Emotions are flying high. Now, also in the lineup. After all surfing is…life.
With everything that is happening in the US right now, can I surf in a politics-free environment? I don’t want to have to deal with all this shit. I just want to surf.
Hmm. Hmm. Hmm. Hmm. The last time anyone waved their political affiliation at me in the lineup was…never. Lucky me, I guess. Did you mean: can you or where can you surf politics-free? Actually, it doesn’t make any difference.
Surfing is like living in a neighborhood. But I don’t mean that a lineup is a direct representation of the local neighborhood where the surfers come from. It can be, but that’s not a hard and fast rule. After all, tourists from all over the place outnumber the locals at Canoes, Waikiki.
Surfing is like living in a neighborhood because even if it’s a Malibu gated community or an NYC co-op with board approval, you don’t really have any control over who you’re going to be living next to. I could probably say that surfing is also like a workplace, or a prison, or just—living on this planet, amplified to the power of 20+ because the waves are a limited resource blah blah blah.
You are not surfing in a vacuum. Surfers are people once they step back on land. They have views. On everything. It’d be easier to surf in a bubble—whatever that bubble is for you—than surf in a lineup devoid of various opinions.

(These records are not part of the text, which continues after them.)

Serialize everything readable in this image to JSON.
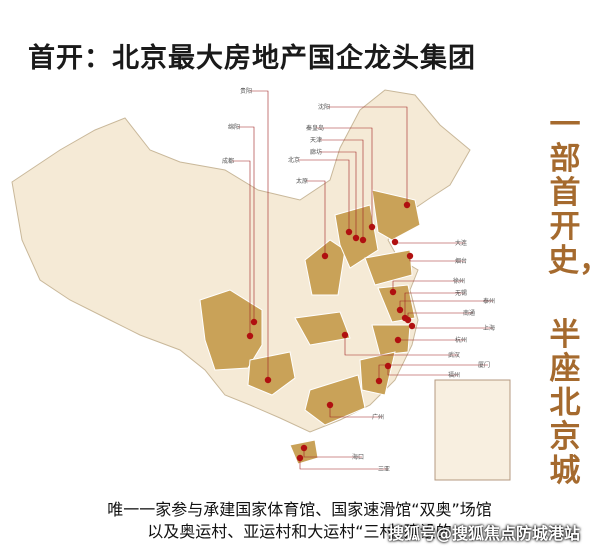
{
  "header": {
    "title": "首开：北京最大房地产国企龙头集团"
  },
  "side_text": [
    "一部首开史，",
    "半座北京城"
  ],
  "map": {
    "cities": [
      "贵阳",
      "绵阳",
      "成都",
      "沈阳",
      "秦皇岛",
      "天津",
      "廊坊",
      "北京",
      "太原",
      "大连",
      "烟台",
      "徐州",
      "无锡",
      "泰州",
      "南通",
      "上海",
      "杭州",
      "武汉",
      "厦门",
      "福州",
      "广州",
      "海口",
      "三亚"
    ]
  },
  "caption": [
    "唯一一家参与承建国家体育馆、国家速滑馆“双奥”场馆",
    "以及奥运村、亚运村和大运村“三村”建设的"
  ],
  "watermark": "搜狐号@搜狐焦点防城港站"
}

I don’t know what prompted your question. I wish I did. Was it someone in the lineup sporting a Pride flag or a red hat? Or even worse—a helmet?! Or perhaps you found out that one of your surf heroes doesn’t share your political views? It happened to me. Miraculously, I got over it.
We’re guilty of romanticizing surfing, but surfing is no different than living in society. So take the good, wise up about the bad. Surfing is worth it despite it.